Indian equity markets staged a strong recovery on Monday, breaking a five-session losing streak as investor sentiment improved following positive developments in India-US trade relations. The late-afternoon rebound came after the incoming U.S. ambassador to India announced that bilateral trade discussions would begin on January 13.
Market Performance
Both benchmark indices posted solid gains, recovering from early losses to close in positive territory.
| Index | Closing Level | Points Change | Percentage Change |
|---|---|---|---|
| BSE Sensex | 83,878.17 | +301.93 | +0.36% |
| NSE Nifty 50 | 25,790.25 | +106.95 | +0.42% |
Sectoral Performance and Market Drivers
The commodities segment emerged as the top performer, with metals stocks leading the charge. According to Vinod Nair, Head of Research at Geojit Investments, the metals sector benefited from renewed buying interest during supply constraints. Value buying was also evident in consumer and banking stocks, as investors sought opportunities after recent corrections, supported by expectations of stronger Q3 earnings and improving demand.
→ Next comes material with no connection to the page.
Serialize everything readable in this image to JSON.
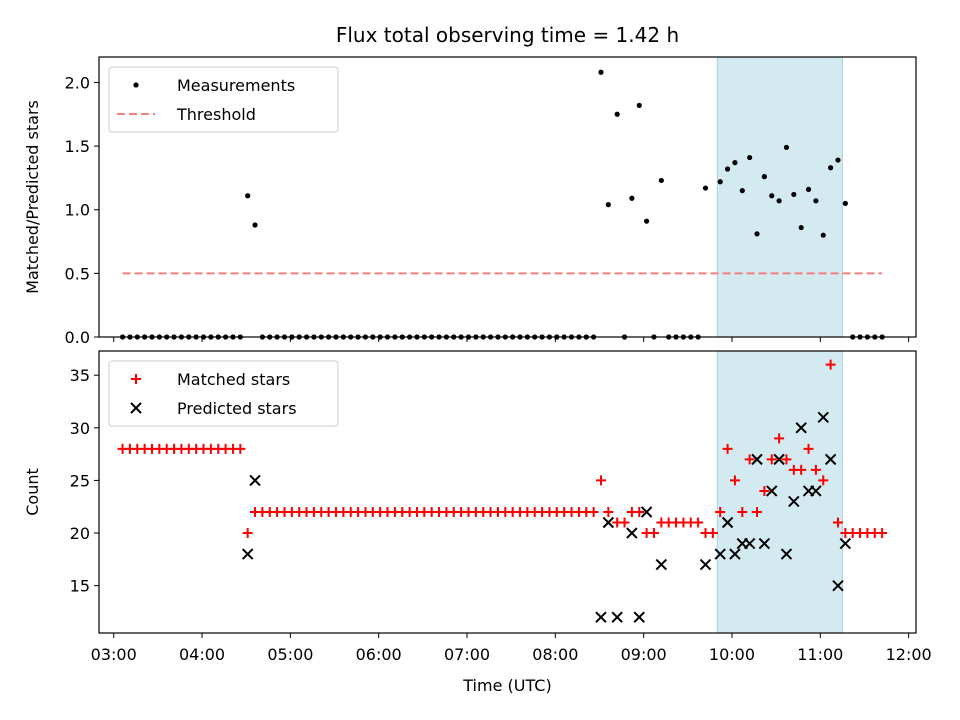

Precious metals maintained their upward momentum amid persistent geopolitical tensions, adding to the overall positive market sentiment.
Technical Analysis
From a technical perspective, the strong buying near the day's low led to a smart recovery. Rupak De, Senior Technical Analyst at LKP Securities, noted that on the daily chart, the Nifty has formed a piercing line pattern, suggesting the possibility of a bullish reversal after several days of selling pressure. On the hourly chart, the RSI has moved out of the oversold zone, indicating early signs of recovery.
However, analysts remain cautious about the sustainability of this recovery. The Nifty faces resistance in the 26,000-26,100 zone, where selling pressure may re-emerge. On the downside, immediate and crucial support is placed at 25,650.
Market Activity and Stock Performance
Trading activity remained robust across various segments:
Most Active Stocks by Value:
- Hindustan Copper: ₹2,805 crores
- BSE: ₹2,121 crores
- HDFC Bank: ₹1,974 crores
- ICICI Bank: ₹1,539 crores
- IFCI: ₹1,485 crores
Most Active Stocks by Volume:
- Vodafone Idea: 103.7 crore shares
- IFCI: 27.3 crore shares
- YES Bank: 11.37 crore shares
- Ola Electric Mobility: 9.95 crore shares
Stocks that witnessed strong buying interest included IFCI, Force Motors, Hindustan Copper, BSE, Premier Energies, Power Finance Corp, and Hindustan Zinc. Conversely, selling pressure was evident in Tejas Networks, City Union Bank, GE Vernova T&D India, and Signatureglobal India.
Market Breadth
Despite the benchmark indices' positive performance, market breadth remained bearish. Out of 4,485 stocks traded on BSE, 2,837 stocks witnessed declines while 1,468 saw advances, and 180 stocks remained unchanged. Over 82 stocks hit their 52-week highs, including Phoenix Mills and Alkem Labs, while 532 stocks slipped to their 52-week lows.